Sir Robert Menzies was appointed Lord Warden of Cinque Ports in 1966, a post that came with this uniform. He succeeded Winston Churchill to the illustrious post, which dates back to the 13th century, and was followed by the Queen Mother. This arch-monarchist was the last Australian prime minister or politician to retire to the House of Lords.

Sir Robert Gordon Menzies, who was known as Ming (from Mingis, the Scottish pronunciation of Menzies), shaped modern Australia more than any other individual. He was the longest-serving prime minister to date, at 18 years in office, and created the Liberal Party, but more than anything else he personified a view that Australians had of themselves. He was for the British Empire and the British way of life, but also had great faith in Australia.

Menzies was born the son of a shopkeeper in rural Victoria. He was well read and a natural scholar who took easily to the law and had strong success early on with industrial cases. He was drawn into Victorian state politics through the 1920s and in 1934 stood for the seat of Kooyong for the United Australia Party in the federal parliament.

His obvious intellect and the sense of superiority that he radiated made him a polarising figure. He was attorney-general to Prime Minister Joe Lyons but aspired to the leadership. Both Country Party leader Earle Page and Lyons’ wife, Dame Enid, blamed Menzies for plotting against Lyons and hastening his illness and death. In any case, he succeeded Lyons. The outbreak of war in September 1939 set the agenda for his administration. Then, in 1941, Menzies was forced to the sidelines and Australian Labor Party’s John Curtin became prime minister. Menzies put these years of the war and his political wilderness to good use, rebuilding the UAP and rebranding it as the Liberal Party. The new organisation was ‘liberal’ and very much in the image of Menzies. He won the 1949 election.

One of Menzies’ great crusades was against socialism and communism. The ALP’s decision to nationalise the banks gave him an issue about which he was passionate. The Cold War was another. He spearheaded a campaign to have the Communist Party outlawed, taking the proposal twice to the people – once at a referendum – but his bill was struck down by the High Court. Fortunately for him the ALP was split by unions on the left and right on the issue of communism, the ALP leader, H V ‘Doc’ Evatt, went publicly insane and Catholic Labor members split from the party.
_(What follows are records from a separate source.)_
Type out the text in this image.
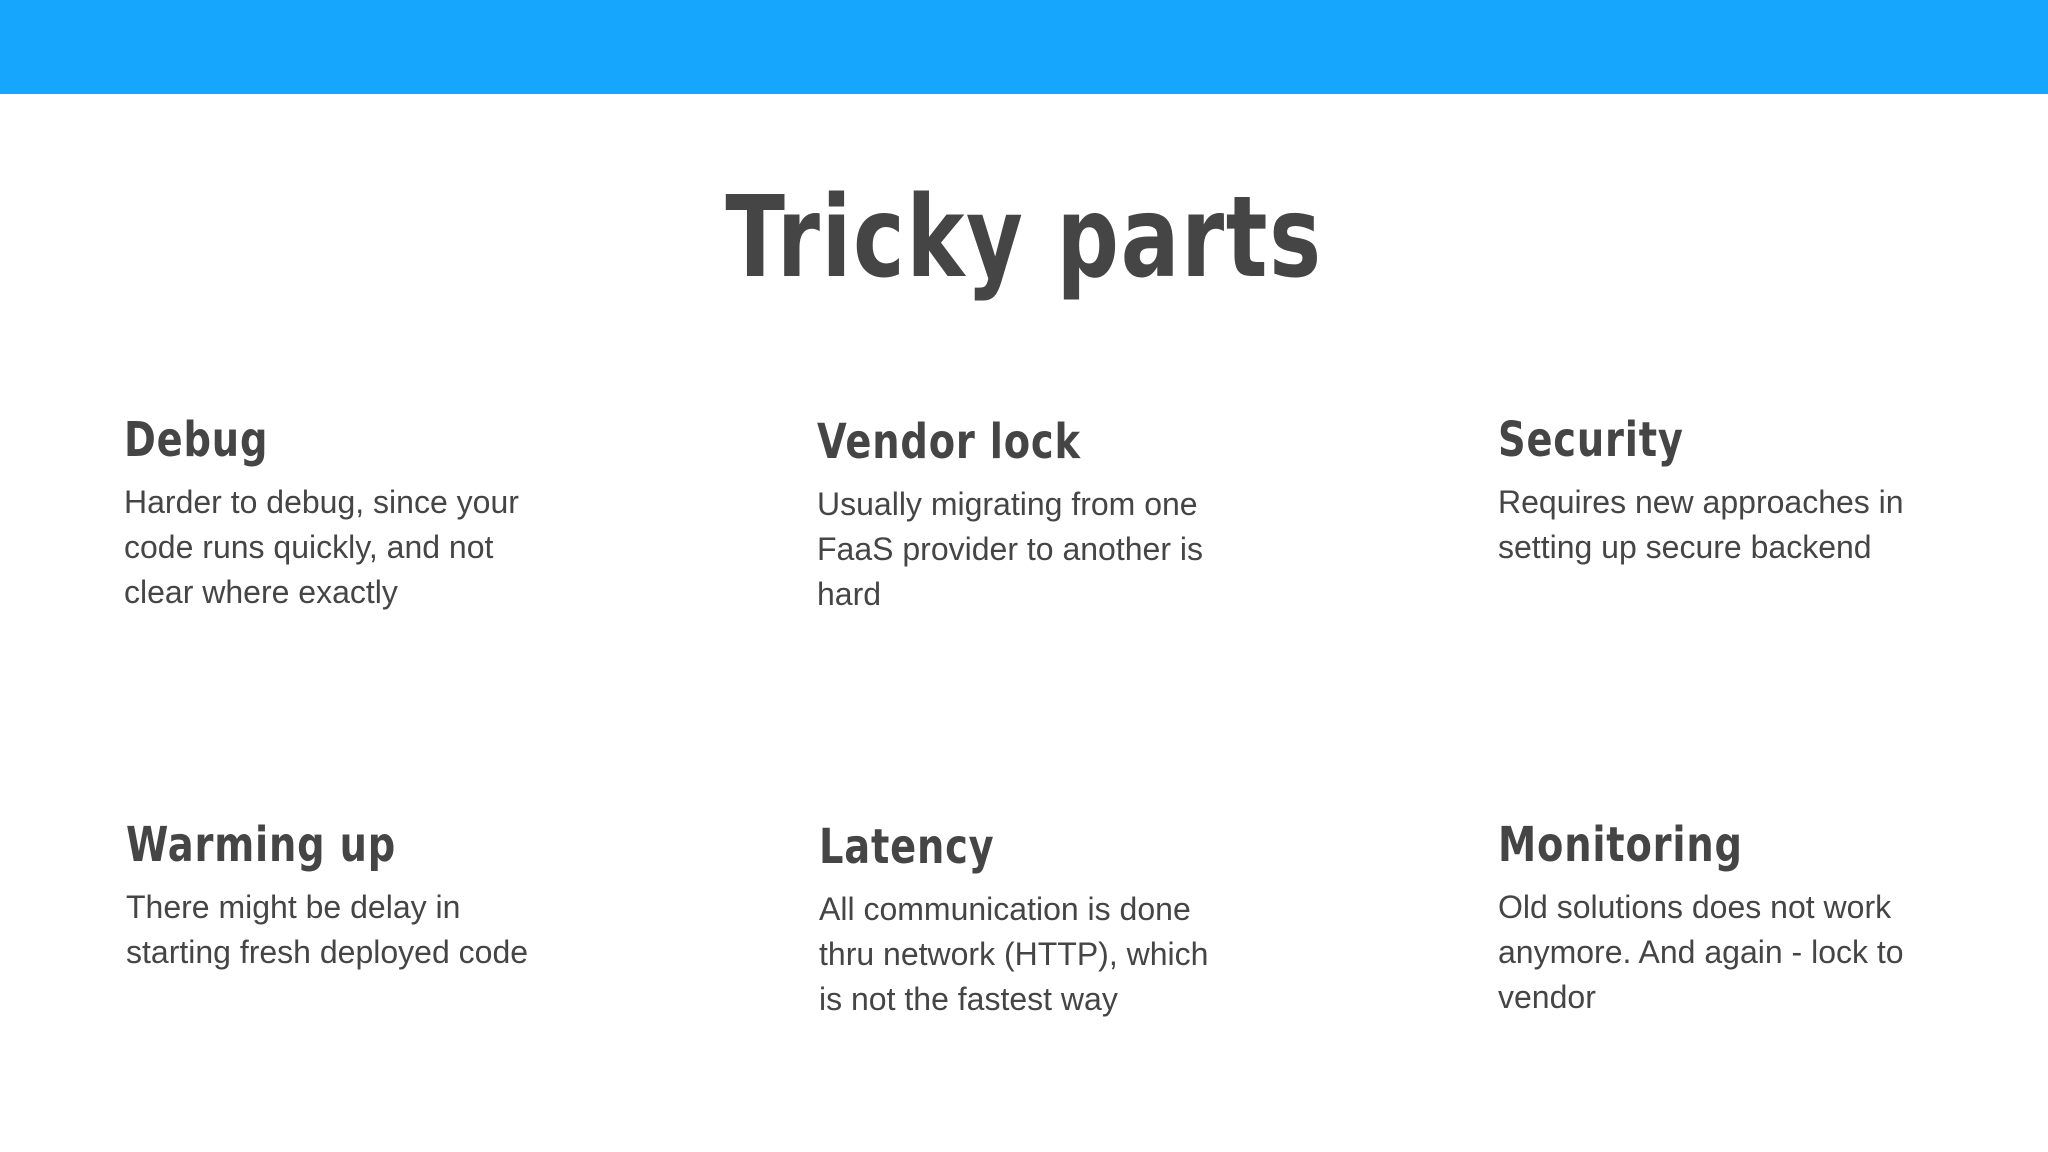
Tricky parts
Debug

Harder to debug, since your
code runs quickly, and not
clear where exactly

Vendor lock

Usually migrating from one
FaaS provider to another is
hard

Security

Requires new approaches in
setting up secure backend

Warming up

There might be delay in
starting fresh deployed code

Latency

All communication is done
thru network (HTTP), which
is not the fastest way

Monitoring

Old solutions does not work
anymore. And again - lock to
vendor
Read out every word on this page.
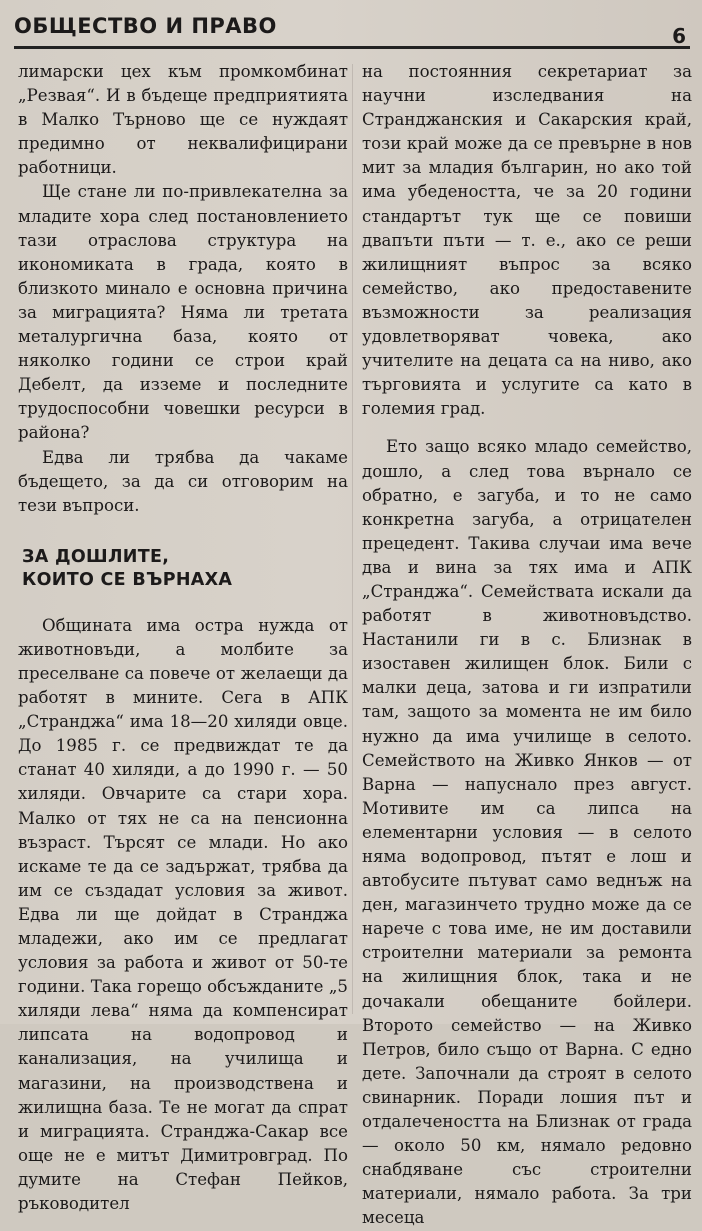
ОБЩЕСТВО И ПРАВО	6

лимарски цех към промкомбинат „Резвая“. И в бъдеще предприятията в Малко Търново ще се нуждаят предимно от неквалифицирани работници.

Ще стане ли по-привлекателна за младите хора след постановлението тази отраслова структура на икономиката в града, която в близкото минало е основна причина за миграцията? Няма ли третата металургична база, която от няколко години се строи край Дебелт, да изземе и последните трудоспособни човешки ресурси в района?

Едва ли трябва да чакаме бъдещето, за да си отговорим на тези въпроси.

ЗА ДОШЛИТЕ,
КОИТО СЕ ВЪРНАХА

Общината има остра нужда от животновъди, а молбите за преселване са повече от желаещи да работят в мините. Сега в АПК „Странджа“ има 18—20 хиляди овце. До 1985 г. се предвиждат те да станат 40 хиляди, а до 1990 г. — 50 хиляди. Овчарите са стари хора. Малко от тях не са на пенсионна възраст. Търсят се млади. Но ако искаме те да се задържат, трябва да им се създадат условия за живот. Едва ли ще дойдат в Странджа младежи, ако им се предлагат условия за работа и живот от 50-те години. Така горещо обсъжданите „5 хиляди лева“ няма да компенсират липсата на водопровод и канализация, на училища и магазини, на производствена и жилищна база. Те не могат да спрат и миграцията. Странджа-Сакар все още не е митът Димитровград. По думите на Стефан Пейков, ръководител

на постоянния секретариат за научни изследвания на Странджанския и Сакарския край, този край може да се превърне в нов мит за младия българин, но ако той има убедеността, че за 20 години стандартът тук ще се повиши двапъти пъти — т. е., ако се реши жилищният въпрос за всяко семейство, ако предоставените възможности за реализация удовлетворяват човека, ако учителите на децата са на ниво, ако търговията и услугите са като в големия град.

Ето защо всяко младо семейство, дошло, а след това върнало се обратно, е загуба, и то не само конкретна загуба, а отрицателен прецедент. Такива случаи има вече два и вина за тях има и АПК „Странджа“. Семействата искали да работят в животновъдство. Настанили ги в с. Близнак в изоставен жилищен блок. Били с малки деца, затова и ги изпратили там, защото за момента не им било нужно да има училище в селото. Семейството на Живко Янков — от Варна — напуснало през август. Мотивите им са липса на елементарни условия — в селото няма водопровод, пътят е лош и автобусите пътуват само веднъж на ден, магазинчето трудно може да се нарече с това име, не им доставили строителни материали за ремонта на жилищния блок, така и не дочакали обещаните бойлери. Второто семейство — на Живко Петров, било също от Варна. С едно дете. Започнали да строят в селото свинарник. Поради лошия път и отдалечеността на Близнак от града — около 50 км, нямало редовно снабдяване със строителни материали, нямало работа. За три месеца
Although Menzies was anti-communist, he was by no means convinced of the virtues of an unfettered free market. In a speech in 1942 he stated:

The country has great and imperative obligations to the weak, the sick, the unfortunate. It must give them all the sustenance and support it can. We look forward to social and unemployment insurances, to improved health services, to a wiser control of our economy to avert if possible all booms and slumps which tend to convert labour into a commodity, to a better distribution of wealth, and to a keener sense of social justice and social responsibility.
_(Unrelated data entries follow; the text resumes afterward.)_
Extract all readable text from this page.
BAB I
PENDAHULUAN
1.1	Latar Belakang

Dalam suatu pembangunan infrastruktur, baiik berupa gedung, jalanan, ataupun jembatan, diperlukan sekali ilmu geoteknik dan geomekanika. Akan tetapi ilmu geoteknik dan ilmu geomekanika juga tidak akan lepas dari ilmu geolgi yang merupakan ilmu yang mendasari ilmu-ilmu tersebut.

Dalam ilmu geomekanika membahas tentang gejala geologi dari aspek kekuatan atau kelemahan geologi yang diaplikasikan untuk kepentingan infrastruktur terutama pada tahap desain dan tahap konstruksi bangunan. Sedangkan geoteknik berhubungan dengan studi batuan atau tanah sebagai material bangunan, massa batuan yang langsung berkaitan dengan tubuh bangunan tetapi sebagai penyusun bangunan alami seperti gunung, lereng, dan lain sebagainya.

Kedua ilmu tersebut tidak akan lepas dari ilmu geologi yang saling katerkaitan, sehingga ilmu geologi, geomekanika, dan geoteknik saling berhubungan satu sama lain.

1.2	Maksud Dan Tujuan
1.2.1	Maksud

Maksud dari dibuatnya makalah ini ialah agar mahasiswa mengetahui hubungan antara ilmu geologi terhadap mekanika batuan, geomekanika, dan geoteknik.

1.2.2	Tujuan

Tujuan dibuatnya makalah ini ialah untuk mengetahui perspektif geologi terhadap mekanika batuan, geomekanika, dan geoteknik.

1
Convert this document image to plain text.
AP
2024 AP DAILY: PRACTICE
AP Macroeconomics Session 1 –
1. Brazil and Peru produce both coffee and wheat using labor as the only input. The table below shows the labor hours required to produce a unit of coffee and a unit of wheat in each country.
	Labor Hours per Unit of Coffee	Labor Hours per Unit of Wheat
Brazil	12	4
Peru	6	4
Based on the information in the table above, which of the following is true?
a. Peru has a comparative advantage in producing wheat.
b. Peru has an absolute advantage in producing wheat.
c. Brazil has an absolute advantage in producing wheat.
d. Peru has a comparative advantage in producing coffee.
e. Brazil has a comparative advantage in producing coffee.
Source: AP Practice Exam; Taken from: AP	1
Menzies was not universally liked and a couple of times came close to losing power, but essentially he was able to control the nation’s destiny through the 1950s and early 1960s. He was fortunate that he came to power at the beginning of the long boom: commodity prices, especially for wool, were high, and great government initiatives – large-scale immigration, the Snowy Mountains Scheme, the establishment of a manufacturing sector – pushed Australian prosperity to unknown levels.
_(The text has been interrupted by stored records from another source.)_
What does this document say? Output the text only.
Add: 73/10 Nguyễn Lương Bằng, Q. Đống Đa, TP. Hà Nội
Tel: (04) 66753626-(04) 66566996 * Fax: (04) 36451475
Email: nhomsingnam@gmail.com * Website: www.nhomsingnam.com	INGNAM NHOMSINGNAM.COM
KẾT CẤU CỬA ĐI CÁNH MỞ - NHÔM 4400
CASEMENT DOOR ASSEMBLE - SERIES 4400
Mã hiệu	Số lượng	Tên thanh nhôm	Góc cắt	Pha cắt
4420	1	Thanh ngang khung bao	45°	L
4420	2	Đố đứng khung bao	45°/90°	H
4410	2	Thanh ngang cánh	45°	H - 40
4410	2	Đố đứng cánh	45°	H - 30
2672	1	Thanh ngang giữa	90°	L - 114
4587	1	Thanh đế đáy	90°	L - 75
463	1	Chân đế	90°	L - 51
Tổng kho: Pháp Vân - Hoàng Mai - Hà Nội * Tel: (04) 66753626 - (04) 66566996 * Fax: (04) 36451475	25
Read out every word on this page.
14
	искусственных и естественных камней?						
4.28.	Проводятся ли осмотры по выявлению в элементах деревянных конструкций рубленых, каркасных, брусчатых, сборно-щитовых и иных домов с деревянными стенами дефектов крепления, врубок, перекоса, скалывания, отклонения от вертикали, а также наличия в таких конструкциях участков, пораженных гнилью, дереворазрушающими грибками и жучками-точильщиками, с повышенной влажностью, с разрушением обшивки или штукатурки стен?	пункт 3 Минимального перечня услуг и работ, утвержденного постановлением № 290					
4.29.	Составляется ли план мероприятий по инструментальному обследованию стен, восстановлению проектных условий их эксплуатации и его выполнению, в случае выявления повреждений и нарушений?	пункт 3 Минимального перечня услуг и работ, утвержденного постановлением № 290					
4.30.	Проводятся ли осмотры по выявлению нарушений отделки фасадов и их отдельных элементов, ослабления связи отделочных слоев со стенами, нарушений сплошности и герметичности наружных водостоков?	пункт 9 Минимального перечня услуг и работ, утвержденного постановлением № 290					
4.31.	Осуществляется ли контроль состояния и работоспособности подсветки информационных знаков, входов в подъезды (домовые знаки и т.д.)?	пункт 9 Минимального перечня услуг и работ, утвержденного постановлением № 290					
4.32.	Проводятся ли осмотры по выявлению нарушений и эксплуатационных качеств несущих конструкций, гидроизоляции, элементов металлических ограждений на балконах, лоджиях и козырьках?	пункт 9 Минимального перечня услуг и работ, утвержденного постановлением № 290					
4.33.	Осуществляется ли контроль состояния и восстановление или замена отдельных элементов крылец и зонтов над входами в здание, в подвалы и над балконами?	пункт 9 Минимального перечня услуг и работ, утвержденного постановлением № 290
In a speech relatively early in his career Menzies identified his constituency as ‘the Forgotten People’ – ‘salary earners, shopkeepers, skilled artisans, professional men and women, farmers and so on’ as the ‘ordinary’ middle class, ‘the backbone of the nation’. He understood middle-class values, especially in terms of fairness, social responsibility and respectability, and to a large extent delivered the government that middle-class people wanted. Menzies’ longevity as prime minister became a symbol of national stability. He was a man who had considerable wit and a great love of life and communicated these qualities as part of his persona.

Menzies’ proudest achievement was federal government involvement in education, and especially his expansion of the university sector. For all of that, he was not geared to innovation. He was happy to stay within the Empire and didn’t promote innovation in the economy or in the social and cultural spheres. He was known for his passion for cricket and the monarchy.

After 16 continuous years as PM, Menzies retired in January 1966. He was the last prime minister to set the date of his own departure. Appropriately, he succeeded Winston Churchill as Constable of Dover Castle and Lord Warden of Cinque Ports. He was the last prime minister to retire into a peerage – and that too was entirely appropriate.